My understanding is that the ssl certificate that you have used for the VIP configuration for https, is not trusted by the OS on your desktop. It's a common behavior. When we try to access the GUI of the cisco tools, we get similar error. It's not browser specific but OS specific. There's no getting away, unless you get the SSL certificates configured from a renowned Certificate Authority, like Verisign, etc.

Thanks again Matt. So from what I can tell the options are:

1. Leave the options unticked and continue with direct connection but get a certificate error.
2. Use the blast secure gateway with my broker - possibly with additional connection servers.
3. Put everyone through APM.

Option one isn't doable as this is a business system and I can't have certificate errors.

Option two is possible.

Option three I'd need to consider as the APM for externals has 2FA which I wouldn't want for internals.

With regards option two can I sanity check this with you?

• Internals - LTM - connection server A with blast gateway in use
• Externals - APM - connection server B with blast gateway unticked

Does that look right?

Hey Veato,

Keep in mind a VIP is a VIP you could always create an APM internally and not have it be 2FA enabled, i.e. you create a second iAPP with APM for Internal use. You would just point DNS as the internal APM instead of the External APM.

With the Options On Options 2 If it were me i would recommend having at minimum 2 Connection servers per VIP Internal vs External. how you stated it is correct i would do LTM connection Servers with the box checked and the External APM servers with the boxes unchecked. The only downside i need to reiterate is that all blast connections wether it be HTML5 or blast extreme would be tunneled through the connection servers in this choice. This means if you need to power off connection servers or reboot them it has a highly likely hood of disconnecting user sessions that use Blast Extreme or HTML5 Blast. However this does get rid of the certificate issue.

I would however recommend instead of using the single iAPP deployment for deploying an internal and external vip i would separate them by using the iAPP twice and creating an LTM app for Internal and an APM app for External (just don't fill in the internal lan vip section on APM iAPP)

Just curious are you using Instant Clones or Linked Clones? a long time ago when i was working for VMware PSO i thought about creating a Powershell type script that would do the following

1) generate a new blast certificate from an internally trusted CA. 2) modify the registry point instead of showing IP would use DNS when using blast HTML5 protocol 3) swap the thumbprints from the self sign to the newly generated cert 4) restart the blast services to accept the new certificate.

I never did follow up on doing this but this would be the approximate way of doing this fix without the tunneling, the thing i would mention was based on the amount of certs created and depending on the type of VDI i would set the expiration of the cert to be a fixed date rather than the long lengthy 1-2 year approach. In this case i would also setup another subordinate CA behind the root to just handle these workloads.

This was just another thought of how one could resolve this issue as well, the key of doing this would be creating a script having it in like c:\tools\script.whatever and having it run as a Post Sync Script on the instant/linked clones.
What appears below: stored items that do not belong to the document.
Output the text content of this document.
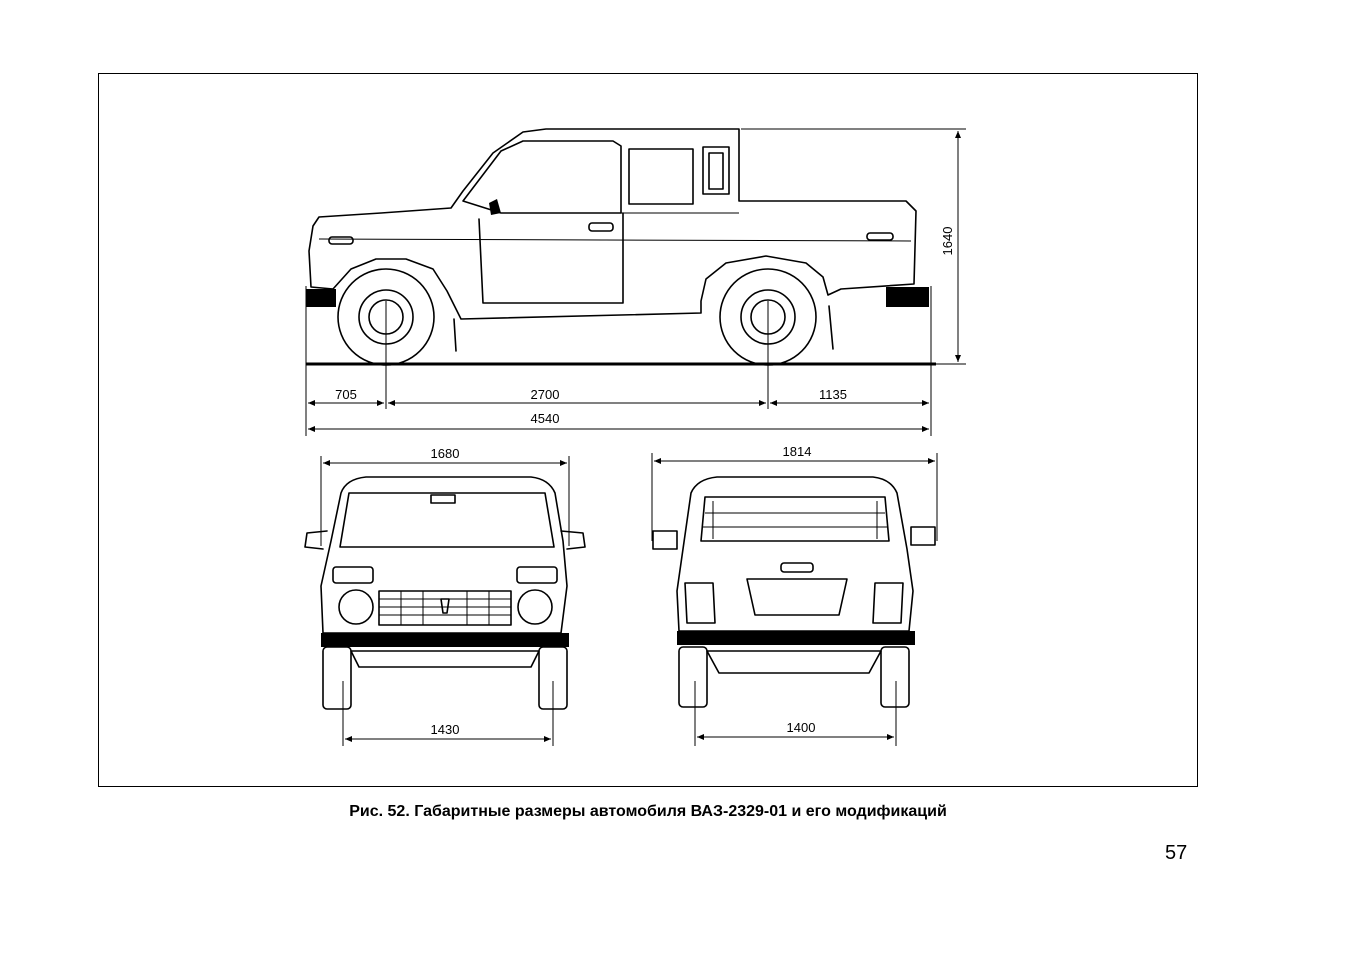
705	2700	1135
4540
1640
1680
1430
1814
1400
Рис. 52. Габаритные размеры автомобиля ВАЗ-2329-01 и его модификаций
57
Don't know if this approach would really fit your bill but it is something i thought of a long time ago that could resolve this issue, and i i wouldn't recommend the wildcard approach as its too dangerous b/c the key has to be exportable IIR.

Does that help?

Thanks Matt. I'll look at creating seperate iApps for my internal LTM and external APM users. The start of this excercise was to attempt to tidy my old config up and bring everything under a single iApp (currently I have 3!). Whilst this is now looking unlikely even bringing this down to two (relatively simple) configs is going to be an improvement. I'll sleep on it over the weekend and revist on Monday. Cheers.